It should be noted that, when the track generated by the trained neural network is a motion track generated based on a kinetic model considering the hysteresis effect of the mechanical arm, a rapid sliding film is constructed by the sliding film surface to adjust the control rate of the mechanical arm. And meanwhile, the corresponding running track is generated by considering the time-varying output constraint and the control rate of the mechanical arm.

It is emphasized that, considering the repeatability of the gripping motion, the mechanical arm dynamics model introducing the hysteresis effect is mathematically described as:

Wherein, Respectively represent a joint angle vector, a velocity vector and an acceleration vector.Respectively a positive definite inertia matrix, a Coriolis force matrix and a centrifugal force matrix and a gravity matrix.Is the system input signal, and the input signal is affected by hysteresis effects. For the above symbols, the following is usedAndTo simplify the correspondence in the kinetic equation. Finally, regarding the output signal under hysteresis effectIs expressed as

Wherein, Is a normal number and satisfies the conditionThe hysteresis equation can be solved.

Then the hysteresis characteristics may be rewritten as

Wherein the method comprises the steps of,。

Further, according to the model information obtained in the step 1, the method comprises the following steps ofThe dynamics model is as follows:

defining a position error and a velocity error as follows:

wherein, a virtual control law is designed Is that

Wherein K ₁ is the gain factor:

The output error e ₁ under consideration will be subject to time-varying output constraints, i.e Wherein。

Further, a control law is constructed by adopting a rapid synovial membrane method, and a synovial membrane surface is constructed as

The gain coefficient and positive definite matrix are as follows:

wherein p and q are positive odd numbers and satisfy the condition 。
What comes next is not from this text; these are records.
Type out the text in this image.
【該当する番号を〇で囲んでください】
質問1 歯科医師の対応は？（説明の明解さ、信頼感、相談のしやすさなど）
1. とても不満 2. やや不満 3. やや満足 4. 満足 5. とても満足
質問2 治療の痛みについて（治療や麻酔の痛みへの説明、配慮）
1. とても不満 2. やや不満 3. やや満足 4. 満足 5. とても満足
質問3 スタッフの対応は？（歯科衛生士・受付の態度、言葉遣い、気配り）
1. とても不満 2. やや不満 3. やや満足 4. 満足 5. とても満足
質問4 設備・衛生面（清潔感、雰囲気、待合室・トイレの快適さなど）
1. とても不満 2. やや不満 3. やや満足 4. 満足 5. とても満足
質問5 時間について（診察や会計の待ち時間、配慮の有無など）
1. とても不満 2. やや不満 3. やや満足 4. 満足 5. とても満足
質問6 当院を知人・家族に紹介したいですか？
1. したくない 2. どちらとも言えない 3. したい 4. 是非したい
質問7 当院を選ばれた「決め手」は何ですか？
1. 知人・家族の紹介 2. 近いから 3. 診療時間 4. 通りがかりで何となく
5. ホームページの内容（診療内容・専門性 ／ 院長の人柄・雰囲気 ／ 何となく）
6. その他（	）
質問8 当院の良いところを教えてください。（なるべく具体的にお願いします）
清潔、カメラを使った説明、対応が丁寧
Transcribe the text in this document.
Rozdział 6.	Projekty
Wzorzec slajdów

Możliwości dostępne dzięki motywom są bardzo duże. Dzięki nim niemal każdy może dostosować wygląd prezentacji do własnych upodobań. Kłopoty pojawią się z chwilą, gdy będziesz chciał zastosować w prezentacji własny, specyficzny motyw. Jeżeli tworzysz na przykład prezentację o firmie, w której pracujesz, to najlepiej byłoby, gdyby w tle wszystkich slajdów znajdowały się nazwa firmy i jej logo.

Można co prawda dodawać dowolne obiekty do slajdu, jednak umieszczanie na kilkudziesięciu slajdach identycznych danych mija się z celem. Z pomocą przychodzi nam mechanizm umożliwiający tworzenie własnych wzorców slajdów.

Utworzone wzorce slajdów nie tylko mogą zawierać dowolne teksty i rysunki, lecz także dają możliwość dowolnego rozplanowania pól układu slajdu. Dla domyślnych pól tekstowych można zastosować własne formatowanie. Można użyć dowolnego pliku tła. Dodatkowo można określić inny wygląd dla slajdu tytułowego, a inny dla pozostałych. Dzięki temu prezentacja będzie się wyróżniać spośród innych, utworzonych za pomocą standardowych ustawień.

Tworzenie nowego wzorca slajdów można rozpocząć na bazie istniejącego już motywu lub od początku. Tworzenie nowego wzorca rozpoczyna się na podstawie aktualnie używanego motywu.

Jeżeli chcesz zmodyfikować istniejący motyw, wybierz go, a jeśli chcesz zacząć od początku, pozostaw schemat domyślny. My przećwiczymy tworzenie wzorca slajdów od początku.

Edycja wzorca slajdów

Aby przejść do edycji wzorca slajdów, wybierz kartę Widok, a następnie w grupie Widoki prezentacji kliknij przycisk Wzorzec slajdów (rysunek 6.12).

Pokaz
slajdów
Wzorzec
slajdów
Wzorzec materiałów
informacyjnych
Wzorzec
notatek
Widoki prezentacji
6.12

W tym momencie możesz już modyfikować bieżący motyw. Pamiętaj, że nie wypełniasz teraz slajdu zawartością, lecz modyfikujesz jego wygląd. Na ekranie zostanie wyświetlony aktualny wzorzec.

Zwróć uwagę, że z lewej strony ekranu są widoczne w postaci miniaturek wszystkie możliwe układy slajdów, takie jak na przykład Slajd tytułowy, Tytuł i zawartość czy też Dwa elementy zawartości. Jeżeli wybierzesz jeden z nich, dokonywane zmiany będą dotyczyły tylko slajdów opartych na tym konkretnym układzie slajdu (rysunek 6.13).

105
The final concrete control law form is:

Wherein:

jacobian matrix:

The expected track of the mechanical arm is

In a specific implementation, fig. 6 shows the variation of the mechanical arm input signal in the control process, fig. 7 is a comparison chart of joint output errors, and compared with a controller designed based on a quadratic lyapunov function, the mechanical arm output performance is further improved by combining the barrier lyapunov function. FIG. 8 is a comparison diagram of whether to compensate for hysteresis effects, and the neural network is used to compensate for hysteresis signals, so that the stability of the system can be further improved, and the overall accuracy of the system can be improved. Fig. 9 and 10 show the effect of different parameters η on the system convergence time, the specific parameter settings are shown in table 1:

TABLE 1

In the embodiment, the neural network generating the grabbing path is optimized and trained through the hysteresis effect of the mechanical arm and time-varying output constraint, so that the mechanical arm grabbing path meeting the grabbing task requirement is obtained.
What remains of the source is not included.